As recently as 2022, 40 per cent of journeys under 2km in Montpellier were made by car. Cavaroc echoes a common sentiment when it comes to the pedestrianisation of city centres: before it happens, some people vociferously object but many erstwhile opponents are later won over by a transformed urban space. To force through such radical change, politicians need charisma and conviction, both of which Delafosse has in abundance. The debate, however, is often divisive.

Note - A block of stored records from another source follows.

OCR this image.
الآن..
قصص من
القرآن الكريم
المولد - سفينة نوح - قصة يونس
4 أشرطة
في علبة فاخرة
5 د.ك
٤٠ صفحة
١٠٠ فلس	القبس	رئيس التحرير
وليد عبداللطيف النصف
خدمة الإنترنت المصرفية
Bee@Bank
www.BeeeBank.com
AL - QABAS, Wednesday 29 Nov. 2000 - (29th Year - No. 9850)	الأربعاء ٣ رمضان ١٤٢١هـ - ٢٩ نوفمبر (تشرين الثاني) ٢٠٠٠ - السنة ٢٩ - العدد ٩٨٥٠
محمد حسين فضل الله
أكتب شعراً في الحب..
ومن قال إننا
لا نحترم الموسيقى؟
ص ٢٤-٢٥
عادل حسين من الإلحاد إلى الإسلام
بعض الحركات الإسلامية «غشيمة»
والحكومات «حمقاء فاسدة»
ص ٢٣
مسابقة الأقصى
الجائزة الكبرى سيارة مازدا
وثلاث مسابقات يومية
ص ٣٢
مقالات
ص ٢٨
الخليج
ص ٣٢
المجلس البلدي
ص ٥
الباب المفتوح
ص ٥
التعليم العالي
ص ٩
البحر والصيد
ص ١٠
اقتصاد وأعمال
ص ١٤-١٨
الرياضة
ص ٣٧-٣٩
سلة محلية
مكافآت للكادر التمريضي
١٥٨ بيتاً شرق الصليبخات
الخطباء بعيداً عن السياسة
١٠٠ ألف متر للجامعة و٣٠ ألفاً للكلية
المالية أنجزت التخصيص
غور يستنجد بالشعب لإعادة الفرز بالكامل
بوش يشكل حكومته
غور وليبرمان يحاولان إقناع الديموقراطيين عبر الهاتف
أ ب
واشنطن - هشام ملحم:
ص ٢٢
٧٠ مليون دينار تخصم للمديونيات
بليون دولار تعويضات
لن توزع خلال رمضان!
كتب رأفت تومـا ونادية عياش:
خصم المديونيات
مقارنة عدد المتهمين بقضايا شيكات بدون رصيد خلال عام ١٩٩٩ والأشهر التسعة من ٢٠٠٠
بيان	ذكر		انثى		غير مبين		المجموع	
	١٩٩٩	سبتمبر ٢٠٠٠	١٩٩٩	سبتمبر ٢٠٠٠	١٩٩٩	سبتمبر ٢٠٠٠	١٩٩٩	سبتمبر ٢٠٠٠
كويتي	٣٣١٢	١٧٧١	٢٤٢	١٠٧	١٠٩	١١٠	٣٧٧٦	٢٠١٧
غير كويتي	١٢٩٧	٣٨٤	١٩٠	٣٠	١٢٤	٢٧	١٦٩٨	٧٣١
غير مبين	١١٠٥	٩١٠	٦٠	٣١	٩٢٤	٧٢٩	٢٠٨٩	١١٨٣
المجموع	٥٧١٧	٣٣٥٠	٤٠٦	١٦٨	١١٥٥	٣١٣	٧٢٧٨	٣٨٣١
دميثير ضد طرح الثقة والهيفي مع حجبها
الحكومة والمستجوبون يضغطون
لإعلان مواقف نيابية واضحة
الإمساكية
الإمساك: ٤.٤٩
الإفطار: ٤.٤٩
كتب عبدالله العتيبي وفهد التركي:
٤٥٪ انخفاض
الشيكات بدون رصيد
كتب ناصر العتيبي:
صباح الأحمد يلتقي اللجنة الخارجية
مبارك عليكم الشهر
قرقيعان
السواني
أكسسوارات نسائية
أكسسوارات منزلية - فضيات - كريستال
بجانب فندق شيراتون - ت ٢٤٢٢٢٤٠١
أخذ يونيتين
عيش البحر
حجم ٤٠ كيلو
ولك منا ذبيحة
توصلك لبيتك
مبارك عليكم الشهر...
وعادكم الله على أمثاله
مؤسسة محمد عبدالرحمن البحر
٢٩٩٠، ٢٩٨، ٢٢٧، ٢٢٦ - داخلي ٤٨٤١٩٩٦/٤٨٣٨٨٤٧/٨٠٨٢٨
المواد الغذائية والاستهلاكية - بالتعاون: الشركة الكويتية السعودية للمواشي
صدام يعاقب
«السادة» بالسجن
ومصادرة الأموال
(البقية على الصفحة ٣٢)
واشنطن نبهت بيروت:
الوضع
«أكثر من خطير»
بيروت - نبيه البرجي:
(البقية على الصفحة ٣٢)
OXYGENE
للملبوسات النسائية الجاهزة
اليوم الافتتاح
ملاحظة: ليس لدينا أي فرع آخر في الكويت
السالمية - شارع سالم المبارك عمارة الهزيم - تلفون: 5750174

“If we want ecology to be a common concern, we must include everyone,” says the mayor as we stroll down the Esplanade, Montpellier’s historic central boulevard that makes up the main artery of its new pedestrianised zone. “That’s why free public transport is such a powerful lever. It reconciles respect for the planet with the social dimension of having accessibility for all.” A family of four, he explains, can make savings of €1,470 per year thanks to the scheme.

Under a canopy of towering elm trees that flank the main walkway, Delafosse pauses for a moment to watch a couple of children playing in water jets as their mother watches on from a nearby bench. Behind him, a few spindly specimens of the 50,000 trees that he has pledged to plant by 2026 sway in the breeze. “Show me where the children are and I will tell you what kind of city you are in,” he says. “A city that thinks of its children’s place in it is one that thinks of the future.”

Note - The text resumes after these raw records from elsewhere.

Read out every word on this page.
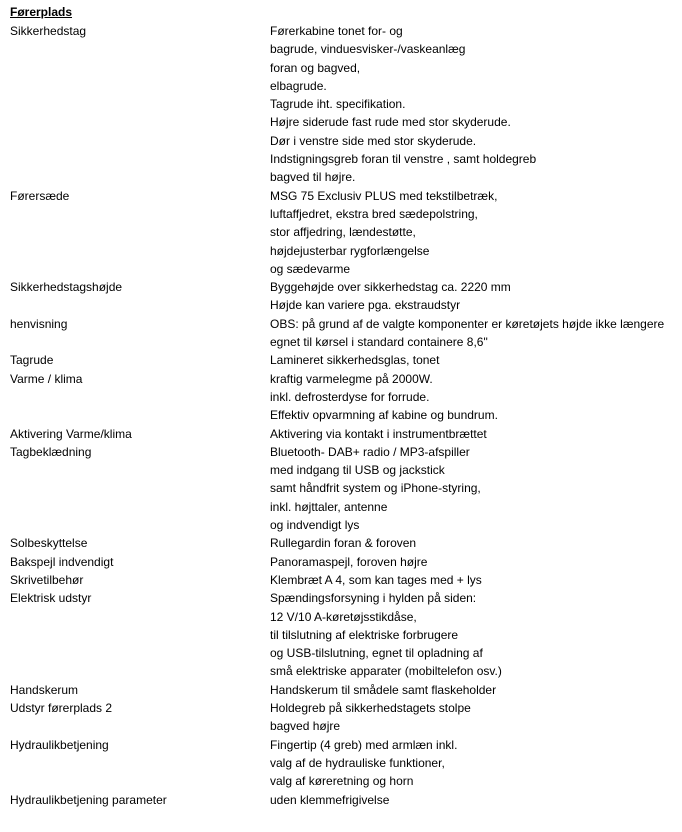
Førerplads
Sikkerhedstag	Førerkabine tonet for- og
bagrude, vinduesvisker-/vaskeanlæg
foran og bagved,
elbagrude.
Tagrude iht. specifikation.
Højre siderude fast rude med stor skyderude.
Dør i venstre side med stor skyderude.
Indstigningsgreb foran til venstre , samt holdegreb
bagved til højre.
Førersæde	MSG 75 Exclusiv PLUS med tekstilbetræk,
luftaffjedret, ekstra bred sædepolstring,
stor affjedring, lændestøtte,
højdejusterbar rygforlængelse
og sædevarme
Sikkerhedstagshøjde	Byggehøjde over sikkerhedstag ca. 2220 mm
Højde kan variere pga. ekstraudstyr
henvisning	OBS: på grund af de valgte komponenter er køretøjets højde ikke længere
egnet til kørsel i standard containere 8,6"
Tagrude	Lamineret sikkerhedsglas, tonet
Varme / klima	kraftig varmelegme på 2000W.
inkl. defrosterdyse for forrude.
Effektiv opvarmning af kabine og bundrum.
Aktivering Varme/klima	Aktivering via kontakt i instrumentbrættet
Tagbeklædning	Bluetooth- DAB+ radio / MP3-afspiller
med indgang til USB og jackstick
samt håndfrit system og iPhone-styring,
inkl. højttaler, antenne
og indvendigt lys
Solbeskyttelse	Rullegardin foran & foroven
Bakspejl indvendigt	Panoramaspejl, foroven højre
Skrivetilbehør	Klembræt A 4, som kan tages med + lys
Elektrisk udstyr	Spændingsforsyning i hylden på siden:
12 V/10 A-køretøjsstikdåse,
til tilslutning af elektriske forbrugere
og USB-tilslutning, egnet til opladning af
små elektriske apparater (mobiltelefon osv.)
Handskerum	Handskerum til smådele samt flaskeholder
Udstyr førerplads 2	Holdegreb på sikkerhedstagets stolpe
bagved højre
Hydraulikbetjening	Fingertip (4 greb) med armlæn inkl.
valg af de hydrauliske funktioner,
valg af køreretning og horn
Hydraulikbetjening parameter	uden klemmefrigivelse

Montpellier’s tram is free for all residents
Montpellier Tramway interior, July 10th for Monocle.
Green machine
Tramway station in Montpellier, July 10th for Monocle.
Back on track

As to what he believes his own future holds, Delafosse keeps us guessing, saying only that he will announce whether he will run again after a period of “reflection” with his family. If Monocle had to guess, we would wager that Montpellier’s mayor will soon be hopping on the TGV to the Gare de Lyon. He has achieved a lot in just five years and exemplifies a certain type of ambitious 21st-century politician whose views on urbanism align with a populace that’s open to reimagining the urban space. But for now, he’s back on his electric bike, riding off into the afternoon.

Montpellier mobility in numbers

Green spaces
About 500 new trees, 2,000 shrubs and 700 bushes have been planted in Parc Georges Charpak, creating wildlife corridors and boosting urban biodiversity. In Parc Marianne, wildflower grasslands now cover 1.5 hectares.

Bus

Buses
The first line of a new Bustram network opened in May. Manufacturer MAN Truck & Bus France, which has supplied 70 electric buses, commissioned illustrator Alain Le Quernec to create a design for each of the five planned lines.

Bike

Cycling
Under Delafosse’s administration, more than 150km of new cycle paths have been integrated into the city’s network. A 384-metre underground cycling tunnel will also connect the Comédie and Antigone areas of the city.

No cars
The city’s main thoroughfare, Avenue Georges Clemenceau, was fully pedestrianised in 2022, removing the some 11,000 vehicles that drove along it daily. A low-emission zone has also been implemented across most of the city.

Trams
Montpellier’s enviable tram network continues to expand. Line 1 has recently been extended to the city’s Sud de France TGV station, while a new station has been added to Line 3 to provide better service.